If he is serious about his obsession with perfection with every breath he takes, around the clock, then I can definitively say to myself that Jack Welch is an abject failure. Life is not all about beating everyone around you. Not everything in life is a race. Not everything in life should revolve around your career, your company, your co-workers and your business.

Even Welch admits (in an interview I saw for him, not this book) that his success was mainly due to circumstance. Yes, he was lucky; he was at the right place at the right time. No doubt he is brilliant, no doubt he is one of the hardest workers around. No doubt his honesty and integrity are what helped him get to the top. But there are millions of people with all his characteristics and more that get nowhere in life.

This book does not recognize, let alone address those individuals. Why? because it is written (through the biographer) by an egomaniac that is so blinded by his brilliant success that all he sees in life is a mirror...

Rating: 2 stars
Summary: Not the best...........
Review: I found Jack to be a little over powering. I was waiting for the leap tall buildings line. Not only did I find this book to be hard reading but I also think any company with respect for their employees and realistic objectives for their management teams thought this was logic, not a revelation.

Rating: 2 stars
Summary: Skimming the surface of a great career
Review: This is not so much an autobiography as it is a summary of Jack Welch's amazing career at GE. His life prior to joining GE receives all of 1 chapter. After that is a description of his rise to the top and several of the major deals and initiatives that helped make his reputation as one of the great CEOs of the 20th century.

Unfortunately, one book is insufficient to go into a meaningful level of detail and tell the stories of all these different events in a compelling way. Consider that whole books such as "Barbarians at the Gate" focus on individual similar acquisitions or initiatives to tell the story well. One chapter each for huge subjects like the attempted Honeywell acquistion just doesn't cut it. What you get is a brief outline of the events including the list of people who helped him move the initiative forward. He will then tell you what these people went on to accomplish in their careers. You won't care, though, because you never get to know these men in a meaningful way. They are just names. Almost every person in this book is two dimensional including Jack himself.

I've followed Jack Welch's career in the pages of Business Week and other publications virtually his entire time as chairman of GE. I was expecting to learn about the man behind those stories. Instead, I read a rehash of those stories with very little additional detail. His family life and divorce are given almost no mention. Indeed, any difficult or defining moments on a purely personal level are few and far between here.

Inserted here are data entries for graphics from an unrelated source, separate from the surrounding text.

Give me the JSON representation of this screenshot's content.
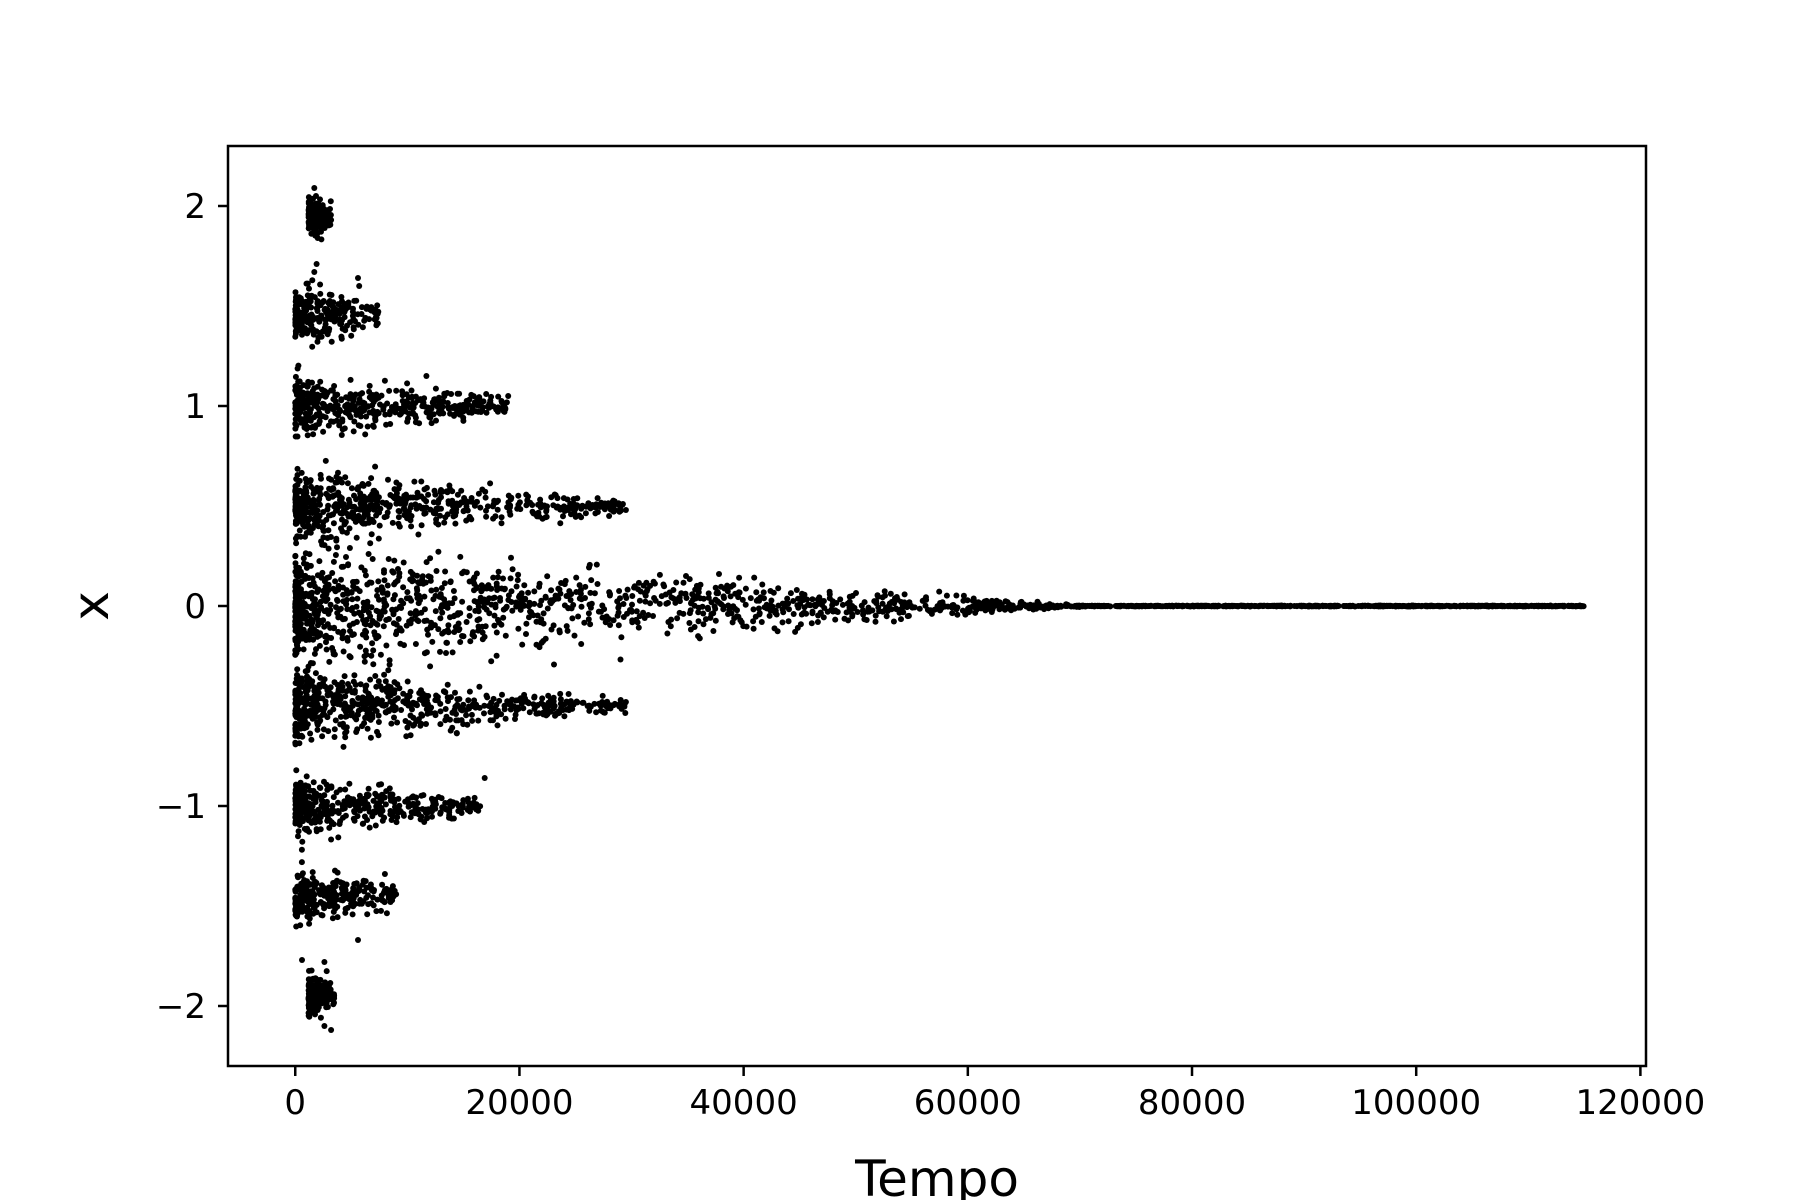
{
  "chart_data": {
    "type": "scatter",
    "title": "",
    "xlabel": "Tempo",
    "ylabel": "x",
    "xlim": [
      -6000,
      120500
    ],
    "ylim": [
      -2.3,
      2.3
    ],
    "grid": false,
    "legend": "none",
    "marker_color": "#000000",
    "x_ticks": [
      {
        "value": 0,
        "label": "0"
      },
      {
        "value": 20000,
        "label": "20000"
      },
      {
        "value": 40000,
        "label": "40000"
      },
      {
        "value": 60000,
        "label": "60000"
      },
      {
        "value": 80000,
        "label": "80000"
      },
      {
        "value": 100000,
        "label": "100000"
      },
      {
        "value": 120000,
        "label": "120000"
      }
    ],
    "y_ticks": [
      {
        "value": 2,
        "label": "2"
      },
      {
        "value": 1,
        "label": "1"
      },
      {
        "value": 0,
        "label": "0"
      },
      {
        "value": -1,
        "label": "−1"
      },
      {
        "value": -2,
        "label": "−2"
      }
    ],
    "clusters": [
      {
        "level": 0,
        "x_range": [
          0,
          70000
        ],
        "spread_start": 0.28,
        "spread_end": 0.004
      },
      {
        "level": 0,
        "x_range": [
          70000,
          115000
        ],
        "spread_start": 0.002,
        "spread_end": 0.002
      },
      {
        "level": 0.5,
        "x_range": [
          0,
          29500
        ],
        "spread_start": 0.17,
        "spread_end": 0.03
      },
      {
        "level": -0.5,
        "x_range": [
          0,
          29500
        ],
        "spread_start": 0.17,
        "spread_end": 0.03
      },
      {
        "level": 1,
        "x_range": [
          0,
          19000
        ],
        "spread_start": 0.14,
        "spread_end": 0.04
      },
      {
        "level": -1,
        "x_range": [
          0,
          16500
        ],
        "spread_start": 0.14,
        "spread_end": 0.04
      },
      {
        "level": 1.45,
        "x_range": [
          0,
          7500
        ],
        "spread_start": 0.13,
        "spread_end": 0.07
      },
      {
        "level": -1.45,
        "x_range": [
          0,
          9000
        ],
        "spread_start": 0.13,
        "spread_end": 0.07
      },
      {
        "level": 1.95,
        "x_range": [
          1200,
          3200
        ],
        "spread_start": 0.1,
        "spread_end": 0.06
      },
      {
        "level": -1.95,
        "x_range": [
          1200,
          3500
        ],
        "spread_start": 0.1,
        "spread_end": 0.06
      }
    ],
    "points": [
      [
        1700,
        2.09
      ],
      [
        1850,
        2.05
      ],
      [
        1900,
        1.98
      ],
      [
        1600,
        1.95
      ],
      [
        3200,
        1.93
      ],
      [
        1950,
        1.86
      ],
      [
        2000,
        1.84
      ],
      [
        1900,
        1.71
      ],
      [
        1700,
        1.67
      ],
      [
        5600,
        1.64
      ],
      [
        5700,
        1.6
      ],
      [
        19000,
        1.05
      ],
      [
        11700,
        1.15
      ],
      [
        13900,
        1.06
      ],
      [
        16100,
        1.01
      ],
      [
        14900,
        0.98
      ],
      [
        12100,
        0.99
      ],
      [
        29500,
        0.48
      ],
      [
        28000,
        0.45
      ],
      [
        27000,
        0.47
      ],
      [
        29500,
        -0.48
      ],
      [
        28000,
        -0.5
      ],
      [
        16900,
        -0.86
      ],
      [
        16100,
        -1.01
      ],
      [
        15900,
        -0.99
      ],
      [
        14000,
        -1.0
      ],
      [
        11500,
        -1.08
      ],
      [
        8000,
        -1.34
      ],
      [
        8500,
        -1.48
      ],
      [
        5600,
        -1.67
      ],
      [
        2600,
        -1.78
      ],
      [
        2300,
        -1.9
      ],
      [
        3000,
        -1.9
      ],
      [
        2000,
        -2.02
      ],
      [
        3200,
        -2.12
      ],
      [
        2600,
        -2.1
      ],
      [
        600,
        -1.77
      ]
    ]
  }
}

I would only recommend this book if you know very little about Mr. Welch and are interested in his career and accomplishments. It is not a management textbook, nor is it much of a biography. It simply skims the surface of the career of perhaps the greatest CEO of the 20th century.

Rating: 1 stars
Summary: Where's Dickens when we need him?
Review: As I read some of the excerpts from this book I must say I had to laugh out loud. Jack Welch is a character right out of Charles Dickens, out of _Hard Times_ in particular. This pompous ruthless fellow who gets the job done, and gets it done right-- you better believe it-- is a gigantic fountain of inspiration. Of course you may find him inspirational in the quest to be a better manager, to save the company, to get rich, to be a complete success. But I sure hope there are a few out there who are inspired to laugh heartily at the unintentional joke that is Jack Welch the Dickensian character. We live in times-- probably the same as all times-- when Jacks like these take themselves far too seriously, and are taken far too seriously in return. Everything is cut-throat, bottom-line: facts, facts, facts. We need goals, objectives; look here, we must define the problem. Oh I hope there are more than a few who find Jack Welch to be one of the great comic characters. Someone, please, prick this balloon with the needle of satire and deflate the many Jacks of this sad world.